Shrimp and nightcrawlers brought out the red in my reds and caribas.


----------



## tweaked (Aug 3, 2003)

Shrimp or krill. Pellets usually have chem's in them.


----------



## 808homegrown (Sep 4, 2003)

u could try some hikari color enhancers (the red bag)... i mix these with hikari balanced nutrition (green bag) & my p's love it!


----------



## greebo (Aug 19, 2003)

well mine have ok color but i find it usually becomes more pronounced when i give them a few goldfish/guppies/whatever which have been gutloaded with chiclid pellets


----------



## Bigkrup444 (Oct 6, 2003)

Krill or shrimp brings out the color nice in my P's


----------



## camotekid (Sep 21, 2003)

I have shrimps, but the shrimps fight back!
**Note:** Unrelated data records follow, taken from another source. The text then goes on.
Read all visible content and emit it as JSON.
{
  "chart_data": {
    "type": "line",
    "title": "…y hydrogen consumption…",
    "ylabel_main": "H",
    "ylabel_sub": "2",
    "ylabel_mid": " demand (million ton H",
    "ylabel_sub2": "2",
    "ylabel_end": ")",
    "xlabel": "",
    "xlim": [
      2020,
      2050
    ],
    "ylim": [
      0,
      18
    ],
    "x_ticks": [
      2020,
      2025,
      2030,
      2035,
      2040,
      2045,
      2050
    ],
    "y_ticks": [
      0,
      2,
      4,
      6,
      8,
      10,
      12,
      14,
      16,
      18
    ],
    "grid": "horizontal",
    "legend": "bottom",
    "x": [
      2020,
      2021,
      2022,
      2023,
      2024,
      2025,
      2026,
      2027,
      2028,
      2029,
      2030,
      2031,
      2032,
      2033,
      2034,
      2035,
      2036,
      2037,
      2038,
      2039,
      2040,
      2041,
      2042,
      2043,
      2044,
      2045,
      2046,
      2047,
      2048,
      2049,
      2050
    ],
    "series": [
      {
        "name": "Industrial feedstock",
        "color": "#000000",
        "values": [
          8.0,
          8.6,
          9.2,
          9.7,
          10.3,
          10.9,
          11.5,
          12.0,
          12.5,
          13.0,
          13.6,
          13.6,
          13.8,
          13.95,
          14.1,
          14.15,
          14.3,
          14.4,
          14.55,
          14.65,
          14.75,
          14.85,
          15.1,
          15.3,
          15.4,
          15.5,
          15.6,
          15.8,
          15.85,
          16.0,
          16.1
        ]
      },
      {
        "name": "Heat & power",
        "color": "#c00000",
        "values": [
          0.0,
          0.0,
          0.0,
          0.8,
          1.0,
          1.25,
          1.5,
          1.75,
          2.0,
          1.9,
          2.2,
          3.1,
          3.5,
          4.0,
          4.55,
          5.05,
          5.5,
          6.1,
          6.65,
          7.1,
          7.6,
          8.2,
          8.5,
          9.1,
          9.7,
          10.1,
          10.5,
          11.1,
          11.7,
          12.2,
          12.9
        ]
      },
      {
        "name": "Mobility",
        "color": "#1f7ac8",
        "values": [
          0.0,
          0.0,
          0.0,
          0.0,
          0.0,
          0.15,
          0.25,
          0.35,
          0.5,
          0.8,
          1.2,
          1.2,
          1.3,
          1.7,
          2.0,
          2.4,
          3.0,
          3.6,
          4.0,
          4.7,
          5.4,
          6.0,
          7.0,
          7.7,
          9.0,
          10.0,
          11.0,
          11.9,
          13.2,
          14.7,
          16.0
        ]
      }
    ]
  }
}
So i just continued giving them cichlid pellets.


----------



## vlahos (Sep 7, 2003)

i hear krill is best.
personally my rhom currently is eating only live foods...i give him crickets and goldfish/minnows


----------



## Reich (Oct 1, 2003)

i think shrimp is best... just take away the head and tail


----------



## MR HARLEY (Aug 12, 2003)

krill, pellets,(hikari) or shromp works well..


----------



## RhomZilla (Feb 12, 2003)

Hikari color enhancers, krill, smelt and prawns are popular fav for bringing out the colors in Ps.


----------



## pamonster (Jun 26, 2003)

nightcrawlers and pelets and krill and my p's are very bright red and gold flaked


----------



## kouma (Sep 1, 2003)

lol you guys stated every food in the book, I want to add Squid too helps develop better colors and very nutritious.


----------



## evermore (Oct 7, 2003)

i say the best is krill, liver, shrimp. in my opinion liver makes them darker


----------